Franchising has its benefits, that much is clear to see – you can in essence hit the ground running, you can receive a substantial amount of training in an industry from wiser heads than yours and you can leverage the power of a large brand to encourage consumer loyalty and trust. However, franchising isn’t always the best option – sometimes it’s better to pluck up the courage and just go it alone.
Start-Up Costs: Franchises aren’t cheap – at least the best franchises, the real business opportunities, aren’t cheap. In some instances you can expect to pay anything between £10,000 and £500,000 to start a franchise and ultimately, your business will be in significant debt before you even begin (providing you do not have the capital to invest in the business and have to take a loan from a financial institution).
This, in a lot of instances, is a bad move for a business – that money could essentially be spent on a marketing budget for your own business, under your own brand. What’s more, it could potentially be used very successfully, too.
Control: It’s a bit of a bad word, and it has negative connotations, but the basics of human instinct determine that we all like to be in control – while a franchise will still give you control over the future and direction of your own business, it’s far less than you would be granted with your own start-up and your own Company.
This can be a negative or a positive, depending on how you choose to look at the situation – however, when it comes to making the decision you want to make for your own business, you may find a franchise too restrictive.

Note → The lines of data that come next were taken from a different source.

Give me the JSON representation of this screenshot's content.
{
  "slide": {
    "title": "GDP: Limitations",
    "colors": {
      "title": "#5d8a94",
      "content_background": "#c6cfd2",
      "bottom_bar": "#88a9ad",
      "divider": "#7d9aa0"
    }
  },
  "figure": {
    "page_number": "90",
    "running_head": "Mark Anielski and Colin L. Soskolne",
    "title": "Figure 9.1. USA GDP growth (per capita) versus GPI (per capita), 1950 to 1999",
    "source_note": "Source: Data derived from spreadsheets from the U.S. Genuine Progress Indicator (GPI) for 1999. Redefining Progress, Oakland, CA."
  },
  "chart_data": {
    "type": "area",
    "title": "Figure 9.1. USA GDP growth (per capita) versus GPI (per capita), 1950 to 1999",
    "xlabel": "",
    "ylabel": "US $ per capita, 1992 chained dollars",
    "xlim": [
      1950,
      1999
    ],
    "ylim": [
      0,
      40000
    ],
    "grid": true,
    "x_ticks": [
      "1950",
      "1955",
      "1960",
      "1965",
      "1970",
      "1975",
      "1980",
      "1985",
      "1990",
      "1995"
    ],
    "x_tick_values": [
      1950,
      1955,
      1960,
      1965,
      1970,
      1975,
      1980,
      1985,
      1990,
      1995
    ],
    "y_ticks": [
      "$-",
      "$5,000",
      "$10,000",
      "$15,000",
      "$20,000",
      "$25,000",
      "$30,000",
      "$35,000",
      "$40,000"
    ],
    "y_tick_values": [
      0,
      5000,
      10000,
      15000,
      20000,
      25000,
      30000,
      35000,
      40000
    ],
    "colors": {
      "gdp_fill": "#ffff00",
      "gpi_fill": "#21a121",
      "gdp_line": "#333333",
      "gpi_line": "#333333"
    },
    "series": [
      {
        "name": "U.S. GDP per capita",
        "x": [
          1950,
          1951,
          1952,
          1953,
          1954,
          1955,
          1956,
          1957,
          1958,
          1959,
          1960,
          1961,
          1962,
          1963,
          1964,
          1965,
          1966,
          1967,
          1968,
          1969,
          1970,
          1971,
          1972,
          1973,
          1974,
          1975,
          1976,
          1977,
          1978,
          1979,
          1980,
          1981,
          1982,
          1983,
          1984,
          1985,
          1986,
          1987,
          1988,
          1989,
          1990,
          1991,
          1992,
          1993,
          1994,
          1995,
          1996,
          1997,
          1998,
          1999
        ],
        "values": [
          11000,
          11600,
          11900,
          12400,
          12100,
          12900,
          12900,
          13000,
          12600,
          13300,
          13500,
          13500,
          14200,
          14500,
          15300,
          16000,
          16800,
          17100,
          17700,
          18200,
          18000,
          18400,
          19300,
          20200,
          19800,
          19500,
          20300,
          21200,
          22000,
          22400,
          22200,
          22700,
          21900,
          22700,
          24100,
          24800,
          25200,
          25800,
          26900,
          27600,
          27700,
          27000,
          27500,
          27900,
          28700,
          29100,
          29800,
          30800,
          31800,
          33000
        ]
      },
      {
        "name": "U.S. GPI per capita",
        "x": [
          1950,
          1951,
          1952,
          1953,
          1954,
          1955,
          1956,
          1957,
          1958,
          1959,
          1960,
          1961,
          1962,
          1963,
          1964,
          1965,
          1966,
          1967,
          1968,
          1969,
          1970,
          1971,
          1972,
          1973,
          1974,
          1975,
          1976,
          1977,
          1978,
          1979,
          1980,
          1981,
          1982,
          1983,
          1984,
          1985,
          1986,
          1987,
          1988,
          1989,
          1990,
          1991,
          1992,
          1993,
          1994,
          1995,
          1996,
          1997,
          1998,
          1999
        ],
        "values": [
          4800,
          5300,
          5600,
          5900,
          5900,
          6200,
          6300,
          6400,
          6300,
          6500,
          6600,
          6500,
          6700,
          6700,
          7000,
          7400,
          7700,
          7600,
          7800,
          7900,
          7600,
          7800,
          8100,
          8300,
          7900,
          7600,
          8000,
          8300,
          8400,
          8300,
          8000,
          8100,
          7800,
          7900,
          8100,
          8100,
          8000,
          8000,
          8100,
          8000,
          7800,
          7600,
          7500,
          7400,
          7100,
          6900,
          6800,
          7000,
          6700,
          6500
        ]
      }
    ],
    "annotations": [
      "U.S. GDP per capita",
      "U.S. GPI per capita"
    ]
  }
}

On-going costs: Most franchisors will demand on-going costs merely for the privilege of training, support and the utilisation of their brand name – in a lot of instances, these costs can be prohibitive, depending on a person’s circumstances. For example, you may have to provide a 5-10% fee to the franchisor on a monthly basis to cover group marketing and advertising costs. While this can result in more business for you, it’s still not money being invested solely in your business.
On top of this, it’s quite likely the franchisor will take a portion of all your monthly earnings too.
Feasibility: Would it not just be easier for you to go it alone? The real question for a lot of franchisees is simply what the franchisor can do for their business that they ultimately can’t do themselves – sure, you are able to leverage a larger brand, but are you so ill-equipped in terms of knowledge that you couldn’t build a brand up for yourself?
Franchising is a very popular option for a lot of people, but it’s important to remember it’s not suitable for ALL people – take a look at the various franchisee options in your local area and ultimately always ask the right questions: is this something I couldn’t achieve on my own with the budget I’m investing in the franchise? If the answer is no, then franchising will probably be the best option for you.